At Godrej & Boyce, we have a platform created internally by our own employees that helps them achieve better work outcomes using readily available, curated digital tools. The hybrid work model is also gaining popularity and many organizations might find themselves adopting it."
WFH redefining client-agency ties
Sushmita Bandopadhyay, communications leader, BD India/South Asia believes the pandemic will force great employee customisation and focus on work communities rather than one blanket workstyle.
She says this will be especially true of the client-agency ties, "As we all continue to explore the working options, I believe we will find out more ways to reconnect, and redefine the straight-jacketed ways of client management. Unless the client-agency relationship is authentic and both are invested in it, the relationship might crumble with the uncertain times."
Work-life balance better with WFO?
Chavi Taneja, account director, Value 360 Communications offers the downside of WFM, "We can rely on remote working to a certain point or for certain activities, but at the end of the day, business critical functions like client servicing, training, upskilling, require the element of physical interaction.
As far as work-life-balance is concerned, I believe it is best achieved when we physically enter and exit an office on a daily basis.
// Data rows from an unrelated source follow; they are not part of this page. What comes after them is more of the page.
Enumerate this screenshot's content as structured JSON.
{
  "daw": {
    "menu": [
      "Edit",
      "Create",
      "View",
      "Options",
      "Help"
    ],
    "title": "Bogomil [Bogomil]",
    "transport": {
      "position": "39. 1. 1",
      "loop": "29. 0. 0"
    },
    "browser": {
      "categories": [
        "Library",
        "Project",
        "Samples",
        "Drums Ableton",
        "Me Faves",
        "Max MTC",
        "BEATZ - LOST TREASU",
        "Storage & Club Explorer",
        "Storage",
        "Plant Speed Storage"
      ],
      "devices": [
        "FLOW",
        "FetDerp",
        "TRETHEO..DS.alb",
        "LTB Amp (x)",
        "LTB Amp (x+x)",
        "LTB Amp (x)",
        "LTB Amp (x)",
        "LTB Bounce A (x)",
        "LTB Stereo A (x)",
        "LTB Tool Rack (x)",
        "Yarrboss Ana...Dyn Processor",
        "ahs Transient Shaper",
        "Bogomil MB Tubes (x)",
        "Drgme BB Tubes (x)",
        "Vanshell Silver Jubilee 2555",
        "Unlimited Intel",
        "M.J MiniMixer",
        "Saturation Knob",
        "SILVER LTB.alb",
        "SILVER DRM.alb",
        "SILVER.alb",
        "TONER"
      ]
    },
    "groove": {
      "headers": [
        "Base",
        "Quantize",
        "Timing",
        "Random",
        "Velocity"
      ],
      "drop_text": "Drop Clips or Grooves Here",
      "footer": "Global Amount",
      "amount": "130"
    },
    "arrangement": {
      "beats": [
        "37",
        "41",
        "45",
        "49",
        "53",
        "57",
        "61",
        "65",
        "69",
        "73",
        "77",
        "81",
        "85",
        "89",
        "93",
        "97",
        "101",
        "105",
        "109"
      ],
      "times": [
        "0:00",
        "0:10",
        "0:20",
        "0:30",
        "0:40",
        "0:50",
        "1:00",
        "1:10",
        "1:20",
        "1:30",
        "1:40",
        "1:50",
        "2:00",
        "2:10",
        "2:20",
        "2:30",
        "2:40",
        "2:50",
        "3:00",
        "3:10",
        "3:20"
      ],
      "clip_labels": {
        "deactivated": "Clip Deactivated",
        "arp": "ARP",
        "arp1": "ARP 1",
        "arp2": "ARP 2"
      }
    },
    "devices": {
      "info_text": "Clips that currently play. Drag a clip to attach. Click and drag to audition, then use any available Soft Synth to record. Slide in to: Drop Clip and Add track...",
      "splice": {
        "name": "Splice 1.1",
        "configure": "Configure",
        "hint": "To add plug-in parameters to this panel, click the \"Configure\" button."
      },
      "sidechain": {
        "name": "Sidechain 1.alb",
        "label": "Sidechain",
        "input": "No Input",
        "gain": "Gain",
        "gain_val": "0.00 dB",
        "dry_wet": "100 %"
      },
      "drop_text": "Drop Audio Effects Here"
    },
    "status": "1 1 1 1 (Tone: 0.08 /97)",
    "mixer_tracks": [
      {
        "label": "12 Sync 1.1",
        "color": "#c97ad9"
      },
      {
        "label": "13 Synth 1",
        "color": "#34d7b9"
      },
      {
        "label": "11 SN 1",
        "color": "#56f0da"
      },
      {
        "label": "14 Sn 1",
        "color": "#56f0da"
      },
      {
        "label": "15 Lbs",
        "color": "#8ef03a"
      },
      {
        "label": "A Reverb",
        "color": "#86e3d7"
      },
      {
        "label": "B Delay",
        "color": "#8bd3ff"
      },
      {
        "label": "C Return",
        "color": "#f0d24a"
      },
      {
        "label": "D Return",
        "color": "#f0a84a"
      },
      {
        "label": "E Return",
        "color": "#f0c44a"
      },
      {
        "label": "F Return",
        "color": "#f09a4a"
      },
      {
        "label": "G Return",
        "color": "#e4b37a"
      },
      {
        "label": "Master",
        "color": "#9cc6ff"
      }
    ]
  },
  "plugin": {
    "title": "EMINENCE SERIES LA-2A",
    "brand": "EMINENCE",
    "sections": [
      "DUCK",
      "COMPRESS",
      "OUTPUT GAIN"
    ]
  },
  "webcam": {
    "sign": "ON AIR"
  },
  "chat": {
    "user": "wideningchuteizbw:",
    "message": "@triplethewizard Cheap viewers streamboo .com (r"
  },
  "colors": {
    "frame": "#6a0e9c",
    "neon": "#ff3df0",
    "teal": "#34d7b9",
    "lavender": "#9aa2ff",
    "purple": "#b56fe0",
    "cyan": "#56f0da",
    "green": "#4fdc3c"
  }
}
Working from home, those boundaries are blurred and one seeps into the other for sure."
Devika Sekhar who handles marketing communications and PR for 'The Bay Club' has now begin working 5 times a week says, "Personally, in the role I'm in which would normally involve meeting people over time, this could pose a problem if it were just working from home. As we're in the pre-opening stage it's been easier. As for the work-life balance.. That's one thing I predict to be a struggle for those working from home still."